Так она институт в Петербурге кончила до революции ещё, конечно, и тоже на
фронте ещё в ту войну была... в эту её не пустили... И Наташу она звала не по
имени, а "внучка"... Ей же пятьдесят лет было, этой старухе, ты же видела, ей
можно было сто дать... она же еле ходила... Этот наш директор, он же какой
человек оказался... взял же её на работу, — нигде не брали... подыхай с голоду,
раз у тебя муж такой и отец такой... Знаешь, что он мне сказал? Я не знала, как
начать, всё Иван Евдокимович, Иван Евдокимович... так он мне сам говорит:
"Посиди с ней дома, — это, с ней, — и Фрида скосила глаза к окну. — Может, —
говорит, — она на тебя переключится." — Ты понимаешь? А переключилась я. Ну, что
делать? Агафья же дочь врага народа, — снова перескочила Фрида. —Она даже не
знает… не знала, где её мужа кости… на сына хоть похоронка пришла... — Блюма
собирала ладонью крошки с клеёнки и молчала.
— И что? — спросила она, наконец. — Ещё год. Ещё год. Пока ты одна — так на
всякий случай всегда есть средство... — Фрида посмотрела на неё:
— Я знаю, про что ты думаешь... Так может, лучшее српедство против этого, чтобы
тебя кто-то тянул за юбку? — Блюма опять долго молчала и потом согласилась:
— Лучше. Лучше кто–нибудь другой вообще стянул бы с тебя юбку... но я уже всё
забыла про это. Фрида, посмотри на нас, кому мы нужны?..
— Так, может быть, ей? — подняла глаза Фрида. — И когда я не сплю по ночам, не
буду давиться подушкой, а слушать, как она дышит?!

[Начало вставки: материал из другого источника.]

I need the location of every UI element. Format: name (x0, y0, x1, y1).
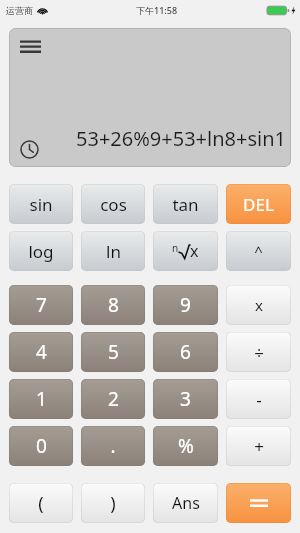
button[interactable]: x (226, 285, 291, 325)
staticText: Ans (172, 492, 200, 514)
staticText: 0 (36, 433, 47, 459)
staticText: x (190, 240, 199, 262)
staticText: tan (172, 193, 199, 216)
button[interactable]: 2 (81, 379, 145, 419)
button[interactable]: 9 (153, 285, 218, 325)
staticText: DEL (243, 193, 274, 216)
button[interactable]: n (153, 231, 218, 271)
staticText: ( (38, 491, 44, 516)
button[interactable]: - (226, 379, 291, 419)
staticText: ^ (254, 241, 263, 261)
button[interactable]: ^ (226, 231, 291, 271)
staticText: + (254, 435, 264, 458)
staticText: n (172, 241, 179, 255)
staticText: 4 (36, 339, 47, 365)
button[interactable]: log (9, 231, 73, 271)
staticText: cos (100, 193, 127, 216)
button[interactable]: tan (153, 184, 218, 224)
button[interactable]: Ans (153, 483, 218, 523)
staticText: log (28, 240, 54, 263)
staticText: 7 (36, 292, 47, 318)
staticText: 6 (180, 339, 191, 365)
staticText: 运营商 (6, 5, 33, 16)
staticText: ) (110, 491, 116, 516)
staticText: 1 (36, 386, 47, 412)
staticText: 53+26%9+53+ln8+sin1 (76, 125, 286, 152)
staticText: sin (29, 193, 53, 216)
button[interactable]: History (16, 136, 42, 162)
button[interactable]: ) (81, 483, 145, 523)
staticText: 2 (108, 386, 119, 412)
button[interactable]: 6 (153, 332, 218, 372)
button[interactable]: Menu (16, 35, 44, 59)
button[interactable]: % (153, 426, 218, 466)
staticText: ÷ (254, 341, 264, 364)
button[interactable]: ÷ (226, 332, 291, 372)
button[interactable] (226, 483, 291, 523)
staticText: 3 (180, 386, 191, 412)
button[interactable]: 5 (81, 332, 145, 372)
staticText: . (110, 433, 116, 459)
staticText: % (178, 433, 194, 459)
staticText: 下午11:58 (136, 4, 178, 16)
button[interactable]: 3 (153, 379, 218, 419)
button[interactable]: 4 (9, 332, 73, 372)
button[interactable]: . (81, 426, 145, 466)
button[interactable]: DEL (226, 184, 291, 224)
staticText: ln (106, 240, 121, 263)
button[interactable]: ln (81, 231, 145, 271)
button[interactable]: cos (81, 184, 145, 224)
button[interactable]: + (226, 426, 291, 466)
button[interactable]: 1 (9, 379, 73, 419)
staticText: 5 (108, 339, 119, 365)
button[interactable]: 7 (9, 285, 73, 325)
button[interactable]: ( (9, 483, 73, 523)
button[interactable]: 0 (9, 426, 73, 466)
staticText: - (256, 388, 262, 411)
button[interactable]: 8 (81, 285, 145, 325)
staticText: 8 (108, 292, 119, 318)
staticText: 9 (180, 292, 191, 318)
staticText: x (255, 295, 263, 315)
button[interactable]: sin (9, 184, 73, 224)
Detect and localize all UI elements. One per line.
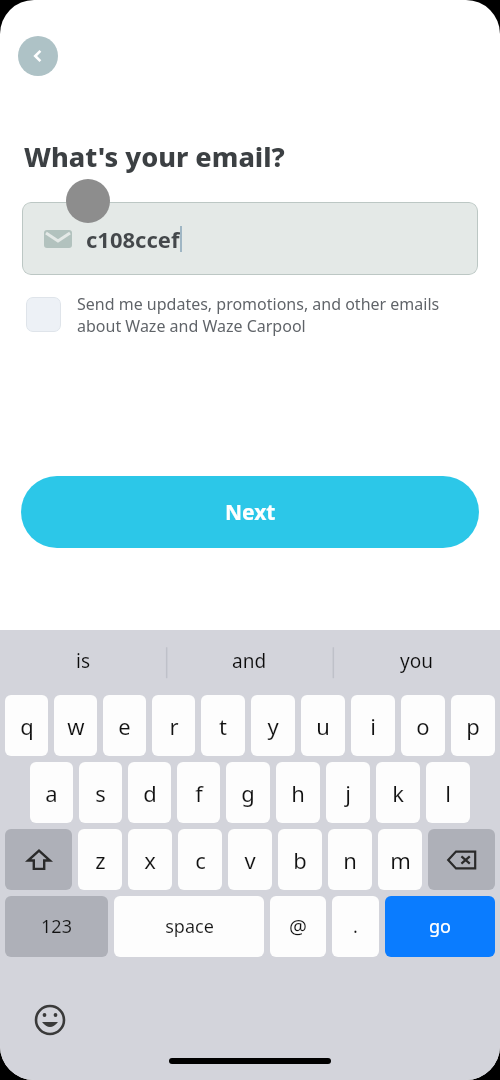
staticText: i	[370, 711, 376, 741]
staticText: j	[345, 778, 351, 808]
button[interactable]: x	[128, 829, 172, 890]
button[interactable]: 123	[5, 896, 108, 957]
button[interactable]: Send me updates, promotions, and other e…	[26, 293, 460, 337]
staticText: @	[289, 913, 307, 940]
staticText: e	[118, 711, 131, 741]
staticText: k	[392, 778, 404, 808]
button[interactable]: q	[5, 695, 48, 756]
button[interactable]: i	[351, 695, 395, 756]
button[interactable]: r	[152, 695, 195, 756]
button[interactable]: Back	[18, 36, 58, 76]
button[interactable]: f	[177, 762, 220, 823]
staticText: Next	[225, 498, 276, 527]
button[interactable]: Emoji	[32, 1002, 68, 1038]
staticText: Send me updates, promotions, and other e…	[77, 293, 460, 337]
button[interactable]: l	[426, 762, 470, 823]
button[interactable]: u	[301, 695, 345, 756]
button[interactable]: go	[385, 896, 495, 957]
staticText: c	[195, 845, 206, 875]
staticText: space	[165, 914, 214, 939]
staticText: go	[429, 914, 451, 939]
button[interactable]: Backspace	[428, 829, 495, 890]
button[interactable]: .	[332, 896, 379, 957]
button[interactable]: p	[451, 695, 495, 756]
button[interactable]: o	[401, 695, 445, 756]
staticText: q	[20, 711, 34, 741]
button[interactable]: @	[270, 896, 326, 957]
staticText: What's your email?	[24, 138, 285, 175]
button[interactable]: Shift	[5, 829, 72, 890]
staticText: you	[400, 648, 433, 674]
button[interactable]: e	[103, 695, 146, 756]
button[interactable]: y	[251, 695, 295, 756]
staticText: c108ccef	[86, 224, 180, 254]
staticText: z	[95, 845, 106, 875]
button[interactable]: h	[276, 762, 320, 823]
button[interactable]: k	[376, 762, 420, 823]
staticText: d	[143, 778, 157, 808]
button[interactable]: n	[328, 829, 372, 890]
staticText: g	[241, 778, 255, 808]
staticText: t	[219, 711, 227, 741]
button[interactable]: g	[226, 762, 270, 823]
staticText: is	[76, 648, 91, 674]
staticText: and	[232, 648, 267, 674]
staticText: h	[291, 778, 305, 808]
staticText: w	[67, 711, 85, 741]
staticText: p	[466, 711, 480, 741]
button[interactable]: t	[201, 695, 245, 756]
button[interactable]: s	[79, 762, 122, 823]
staticText: m	[390, 845, 411, 875]
staticText: l	[445, 778, 451, 808]
button[interactable]: and	[166, 630, 333, 692]
button[interactable]: Next	[21, 476, 479, 548]
staticText: y	[267, 711, 279, 741]
button[interactable]: b	[278, 829, 322, 890]
staticText: r	[169, 711, 179, 741]
button[interactable]: c	[178, 829, 222, 890]
staticText: .	[353, 914, 358, 939]
button[interactable]: c108ccef	[22, 202, 478, 275]
staticText: b	[293, 845, 307, 875]
button[interactable]: is	[0, 630, 166, 692]
staticText: 123	[41, 914, 72, 939]
button[interactable]: a	[30, 762, 73, 823]
staticText: o	[416, 711, 430, 741]
button[interactable]: you	[333, 630, 500, 692]
button[interactable]: z	[78, 829, 122, 890]
staticText: s	[95, 778, 106, 808]
staticText: v	[244, 845, 256, 875]
staticText: a	[45, 778, 58, 808]
staticText: n	[343, 845, 357, 875]
button[interactable]: w	[54, 695, 97, 756]
button[interactable]: m	[378, 829, 422, 890]
staticText: f	[195, 778, 203, 808]
staticText: x	[144, 845, 156, 875]
button[interactable]: v	[228, 829, 272, 890]
button[interactable]: space	[114, 896, 264, 957]
button[interactable]: d	[128, 762, 171, 823]
button[interactable]: j	[326, 762, 370, 823]
staticText: u	[316, 711, 330, 741]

Тогда Блюма пустила в ход последний аргумент, чтобы убедить приятельницу:
— У неё же крест на шее!
— Ну, и что? — Крест, — согласилась Фрида. — Их Бог тоже еврей был, между
прочим. Она ребёнок — ей повесили крестик. А я часто хожу в синагогу? А ты-то
когда там была? Мацу боишься купить, чтобы не узнали. Мы евреи, когда нас надо
стрелять и резать, а так мы такие же, как они. Что этот крестик? Крестик... Так
она снимет его.
— Это же грех!.. — но Фрида уже не могла остановиться:
— Чей, чей грех?! Мой? Её, ребёнка? — она зашептала оглядываясь, — Это их, их
грех... и куда бы мы ни бежали, нас везде убивают... и там, и тут...
— Так зачем же ты её за собой тащишь?
— Зачем? Если я не потащу её — она сама уйдёт... Знаешь, что она мне сказала: "Я
хочу туда, к Агафье Павловне, — больше меня никто не любит..." Сторож у неё
нашёл бутылочку хины... — ты понимаешь? Хорошо, что никто не знает... думаешь в
психушке ей лучше будет? Или в доме для дефективных...
Наташа понуро смотрела в окно — буквы в книге стали серыми и расплывчатыми. Она
ужасно хотела писать, но стеснялась сказать, а просто встать и пойти в туалет не
могла, потому что наверняка подумали бы, что она опять убегает, а она не хотела,
чтобы её вернули обратно в шумную спальню. Она не любила Фриду, но с ней было
хорошо — никто не приставал с расспросами, никто не дёргал за косичку и не
дразнил попадьёй... Но когда она почувствовала, что сейчас лопнет и окажется в
луже, резко повернулась, уронила книгу и уже не могла за ней наклониться.
— Гвалт! — вскрикнула Блюма, — Фрида, ты что не видишь, что ребёнку в туалет
надо! — и она вскочила, протянув девочке руку. Когда они вернулись обратно в
комнату, Блюма посмотрела в ожидающие глаза подруги и тихо сказала:
— Вейст вос? Эфшер ду бист герехт... — и она сильнее стиснула худенькую ручку.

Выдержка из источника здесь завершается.